Mental Health: Not Just 'One in Four'

We know that mental health problems will affect nearly half of us (at least) directly in our lifetimes, and 40% of us by the age of 25, we need to accept that mental health needs to be in the spotlight not just for a couple of weeks or even months but at all times.
|

In the last month, the level of media interest in mental health and the lives of people with mental health problems has been higher than ever. A week of programmes on the BBC, a new five-year strategy for mental health care in England, a (first ever) speech by the Prime Minister and the Duchess of Cambridge's awareness-raising work about children's mental health have raised the volume significantly in the first couple of months of 2016.

In all of those discussions, it is often noted that at any one time about one in four of us will be experiencing a mental health condition, most commonly anxiety or depression. This widely quoted figure derives from the best available data about the prevalence of mental health problems, which among UK adults is 23%.

It is sometimes mistakenly stated, however, that one-in-four is the lifetime risk of mental ill health. Recently published survey data for the first time gives us a more reliable estimate of the real lifetime risk and, unsurprisingly, it is substantially greater. The 2014 Health Survey for England asked people whether they had ever experienced a mental illness and if they had been diagnosed. This identified that 44% of people had a mental health problem at least once in their lives, the vast majority of whom had already experienced a difficulty at least once by the age of 25. Among the 44% who had experienced a mental health problem, 26% had been diagnosed and 18% had not.

These important new statistics are an important reminder of just how common mental health problems are. Anything that affects almost half of us directly will by definition have an impact on every family and every community in the UK. It is not something that affects 'other people' in other families, schools or workplaces.

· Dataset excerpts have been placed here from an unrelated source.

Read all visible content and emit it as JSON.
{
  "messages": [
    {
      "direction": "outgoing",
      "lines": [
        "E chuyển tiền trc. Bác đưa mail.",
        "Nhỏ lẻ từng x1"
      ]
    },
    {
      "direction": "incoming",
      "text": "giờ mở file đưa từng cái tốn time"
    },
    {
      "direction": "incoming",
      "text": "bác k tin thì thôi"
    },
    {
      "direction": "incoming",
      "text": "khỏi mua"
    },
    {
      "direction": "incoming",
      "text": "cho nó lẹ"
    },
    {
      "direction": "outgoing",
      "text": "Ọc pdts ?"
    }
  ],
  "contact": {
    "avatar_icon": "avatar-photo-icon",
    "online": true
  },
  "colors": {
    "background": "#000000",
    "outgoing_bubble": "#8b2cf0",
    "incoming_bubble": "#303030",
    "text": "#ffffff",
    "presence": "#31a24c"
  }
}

Efforts to put mental health on a par with physical health in the NHS and health policy have produced some significant successes but still have a long way to go. We now, for the first time, have two waiting time targets for mental health care. We have promises of 'new' funding for mental health services by 2020 amounting to around £1.3 billion. And we have seen commitment to improving mental health support not just from the NHS but from local authorities across the country (more than 70 of which now have member champions for mental health), from schools and from police forces nationwide.

But achieving true equality for mental health (and more importantly for people with mental health problems) is a job half done. Even with over a billion pounds more by 2020, mental health care is likely to receive the same share of NHS funding as it gets now (about 13% for 23% of all health need). People with mental health problems still fare badly at school, in the labour market, in the criminal justice system and many other areas of life. And poor mental health still too often goes hand in hand with poverty, debt, poor physical health and poor housing.

Recognising just how widespread poor mental health is will not in itself change attitudes, policies or spending decisions. But it should contribute to the growing realisation that marginalising mental health policy and people with mental health problems is unsustainable and unacceptable. From the first spark of life to the end of life, we need to make better mental health a common goal of all public services and a priority at every level of government.

Now we know that mental health problems will affect nearly half of us (at least) directly in our lifetimes, and 40% of us by the age of 25, we need to accept that mental health needs to be in the spotlight not just for a couple of weeks or even months but at all times.